Severino, para brincar com Nicodemos, fazia bolas com palha de milho. Quando
tinham tempo, jogavam no terreiro. Era até hilário vê-los chutando uma bola que
sempre se desmanchava no decorrer da brincadeira. Nicodemos às vezes também brincava
de cavalo de pau com um cabo de vassoura.

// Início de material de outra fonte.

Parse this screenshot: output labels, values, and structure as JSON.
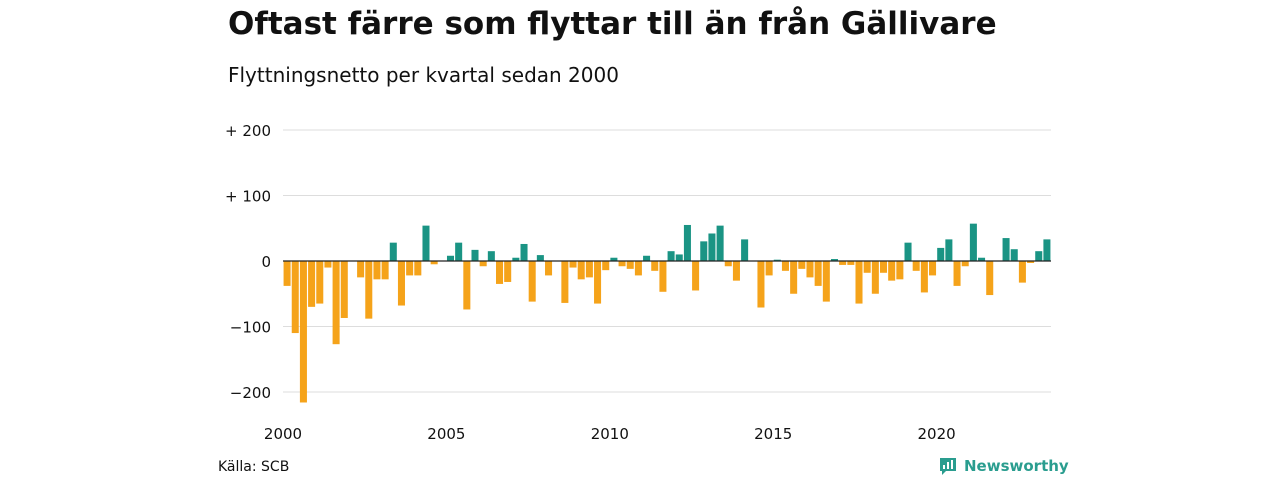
{
  "header": {
    "title": "Oftast färre som flyttar till än från Gällivare",
    "subtitle": "Flyttningsnetto per kvartal sedan 2000"
  },
  "footer": {
    "source": "Källa: SCB",
    "brand": "Newsworthy"
  },
  "colors": {
    "positive": "#1a9484",
    "negative": "#f5a31a",
    "grid": "#dddddd",
    "zero_line": "#222222",
    "brand": "#2a9d8f"
  },
  "chart_data": {
    "type": "bar",
    "ylim": [
      -220,
      200
    ],
    "yticks": [
      {
        "value": 200,
        "label": "+ 200"
      },
      {
        "value": 100,
        "label": "+ 100"
      },
      {
        "value": 0,
        "label": "0"
      },
      {
        "value": -100,
        "label": "−100"
      },
      {
        "value": -200,
        "label": "−200"
      }
    ],
    "xticks": [
      {
        "year": 2000,
        "label": "2000"
      },
      {
        "year": 2005,
        "label": "2005"
      },
      {
        "year": 2010,
        "label": "2010"
      },
      {
        "year": 2015,
        "label": "2015"
      },
      {
        "year": 2020,
        "label": "2020"
      }
    ],
    "start_quarter": "2000Q1",
    "grid": true,
    "legend": "none",
    "values": [
      -38,
      -110,
      -216,
      -70,
      -65,
      -10,
      -127,
      -87,
      0,
      -25,
      -88,
      -28,
      -28,
      28,
      -68,
      -22,
      -22,
      54,
      -5,
      0,
      8,
      28,
      -74,
      17,
      -8,
      15,
      -35,
      -32,
      5,
      26,
      -62,
      9,
      -22,
      0,
      -64,
      -10,
      -28,
      -25,
      -65,
      -14,
      5,
      -8,
      -12,
      -22,
      8,
      -15,
      -47,
      15,
      10,
      55,
      -45,
      30,
      42,
      54,
      -8,
      -30,
      33,
      0,
      -71,
      -22,
      2,
      -15,
      -50,
      -12,
      -25,
      -38,
      -62,
      3,
      -6,
      -6,
      -65,
      -18,
      -50,
      -18,
      -30,
      -28,
      28,
      -15,
      -48,
      -22,
      20,
      33,
      -38,
      -8,
      57,
      5,
      -52,
      0,
      35,
      18,
      -33,
      -3,
      15,
      33
    ]
  }
}
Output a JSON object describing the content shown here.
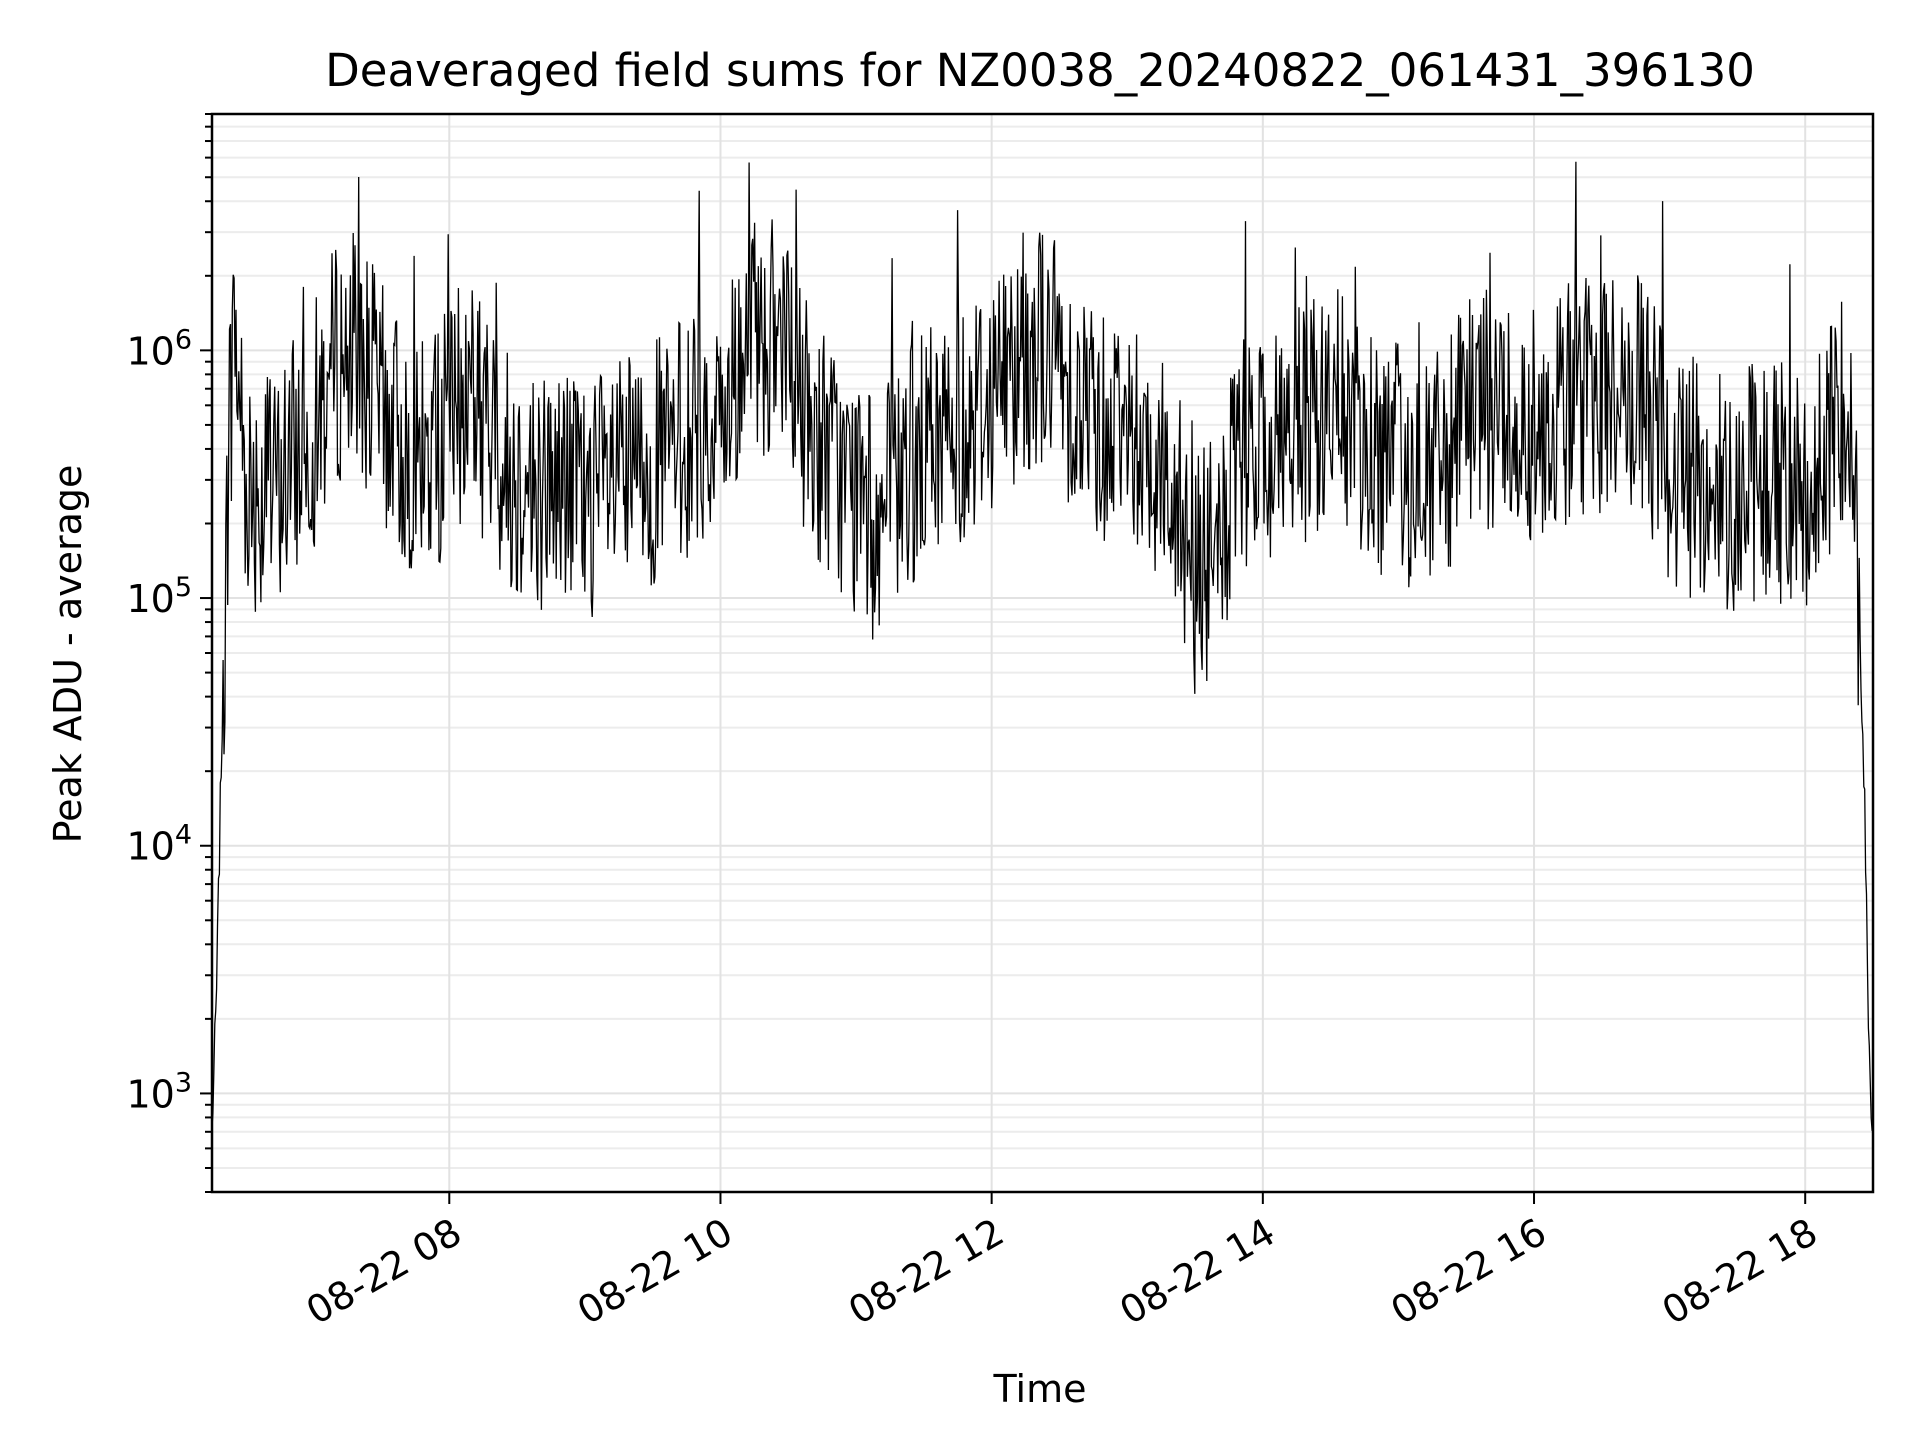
{
  "chart_data": {
    "type": "line",
    "title": "Deaveraged field sums for NZ0038_20240822_061431_396130",
    "xlabel": "Time",
    "ylabel": "Peak ADU - average",
    "yscale": "log",
    "grid": true,
    "x_range": [
      "2024-08-22 06:15",
      "2024-08-22 18:30"
    ],
    "ylim": [
      400,
      9000000
    ],
    "x_ticks": [
      {
        "value": "2024-08-22 08:00",
        "label": "08-22 08"
      },
      {
        "value": "2024-08-22 10:00",
        "label": "08-22 10"
      },
      {
        "value": "2024-08-22 12:00",
        "label": "08-22 12"
      },
      {
        "value": "2024-08-22 14:00",
        "label": "08-22 14"
      },
      {
        "value": "2024-08-22 16:00",
        "label": "08-22 16"
      },
      {
        "value": "2024-08-22 18:00",
        "label": "08-22 18"
      }
    ],
    "y_ticks": [
      {
        "value": 1000,
        "base": "10",
        "exp": "3"
      },
      {
        "value": 10000,
        "base": "10",
        "exp": "4"
      },
      {
        "value": 100000,
        "base": "10",
        "exp": "5"
      },
      {
        "value": 1000000,
        "base": "10",
        "exp": "6"
      }
    ],
    "series": [
      {
        "color": "#000000",
        "x": [
          "2024-08-22 06:15",
          "2024-08-22 06:17",
          "2024-08-22 06:19",
          "2024-08-22 06:21",
          "2024-08-22 06:23",
          "2024-08-22 06:25",
          "2024-08-22 06:30",
          "2024-08-22 06:40",
          "2024-08-22 06:50",
          "2024-08-22 07:00",
          "2024-08-22 07:10",
          "2024-08-22 07:20",
          "2024-08-22 07:30",
          "2024-08-22 07:40",
          "2024-08-22 07:50",
          "2024-08-22 08:00",
          "2024-08-22 08:10",
          "2024-08-22 08:20",
          "2024-08-22 08:30",
          "2024-08-22 08:40",
          "2024-08-22 08:50",
          "2024-08-22 09:00",
          "2024-08-22 09:10",
          "2024-08-22 09:20",
          "2024-08-22 09:30",
          "2024-08-22 09:40",
          "2024-08-22 09:50",
          "2024-08-22 10:00",
          "2024-08-22 10:10",
          "2024-08-22 10:20",
          "2024-08-22 10:30",
          "2024-08-22 10:40",
          "2024-08-22 10:50",
          "2024-08-22 11:00",
          "2024-08-22 11:10",
          "2024-08-22 11:20",
          "2024-08-22 11:30",
          "2024-08-22 11:40",
          "2024-08-22 11:50",
          "2024-08-22 12:00",
          "2024-08-22 12:10",
          "2024-08-22 12:20",
          "2024-08-22 12:30",
          "2024-08-22 12:40",
          "2024-08-22 12:50",
          "2024-08-22 13:00",
          "2024-08-22 13:10",
          "2024-08-22 13:20",
          "2024-08-22 13:30",
          "2024-08-22 13:40",
          "2024-08-22 13:50",
          "2024-08-22 14:00",
          "2024-08-22 14:10",
          "2024-08-22 14:20",
          "2024-08-22 14:30",
          "2024-08-22 14:40",
          "2024-08-22 14:50",
          "2024-08-22 15:00",
          "2024-08-22 15:10",
          "2024-08-22 15:20",
          "2024-08-22 15:30",
          "2024-08-22 15:40",
          "2024-08-22 15:50",
          "2024-08-22 16:00",
          "2024-08-22 16:10",
          "2024-08-22 16:20",
          "2024-08-22 16:30",
          "2024-08-22 16:40",
          "2024-08-22 16:50",
          "2024-08-22 17:00",
          "2024-08-22 17:10",
          "2024-08-22 17:20",
          "2024-08-22 17:30",
          "2024-08-22 17:40",
          "2024-08-22 17:50",
          "2024-08-22 18:00",
          "2024-08-22 18:10",
          "2024-08-22 18:15",
          "2024-08-22 18:20",
          "2024-08-22 18:23",
          "2024-08-22 18:26",
          "2024-08-22 18:28",
          "2024-08-22 18:30"
        ],
        "values": [
          700,
          2500,
          20000,
          120000,
          600000,
          1200000,
          300000,
          250000,
          350000,
          500000,
          900000,
          1000000,
          600000,
          400000,
          350000,
          500000,
          700000,
          400000,
          300000,
          280000,
          300000,
          250000,
          280000,
          300000,
          350000,
          400000,
          500000,
          500000,
          900000,
          1200000,
          800000,
          500000,
          350000,
          250000,
          200000,
          300000,
          400000,
          450000,
          550000,
          700000,
          900000,
          1100000,
          900000,
          600000,
          500000,
          500000,
          400000,
          300000,
          120000,
          150000,
          350000,
          400000,
          450000,
          500000,
          600000,
          500000,
          400000,
          350000,
          300000,
          350000,
          500000,
          600000,
          550000,
          500000,
          600000,
          650000,
          700000,
          700000,
          600000,
          350000,
          300000,
          280000,
          280000,
          300000,
          300000,
          280000,
          350000,
          600000,
          700000,
          150000,
          20000,
          2000,
          600
        ]
      }
    ]
  }
}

Amarrava um cordão na ponta da vara, fazendo-o
de rédea e saía galopando atrás das galinhas.
Severino
era uma criatura que se recusava a crescer, conservando o seu espírito de
criança, nunca deixou de brincar com Nicodemos. Na verdade, ele sofria da
síndrome de Peter Pan, não queria amadurecer.
Agora
os três estavam estudando num grupo escolar de Águas Belas, apesar do ingresso
tardio de Severino e de Maria; mas Nicodemos estava na idade adequada.
Maria
e Severino estudavam numa sala, enquanto Nicodemos estudava em outra, junto às
crianças de sua idade.
Quando
voltavam da escola, jogavam o caderno e um toco de lápis num canto da sala e sentavam-se
a mesa, comiam às pressas um prato de feijão com farinha e carne assada, depois
corriam para ajudar Isidoro na roça.
Agora
só Severino ajudava Isidoro na capinação. Maria e Nicodemos trabalhavam jogando
sementes nas covas abertas, ou arrancando espigas de milho ou catando as bajes
de feijão. No final da tarde voltavam para casa, apressados, sentindo pelo
caminho o cheiro de feijão fervendo e alguma caça sendo assada nas brasas. A
fumaça fugia pelo telhado.
Aquela
mudança no horário de seus filhos irem para a roça foi engolida por Isidoro com
muito contragosto, pois ele não aceitava os meninos perdendo tempo numa sala de
aula; ele os queria ajudando-o na roça, mas Idalina triunfou sobre os seus
argumentos colocando os três filhos na escola.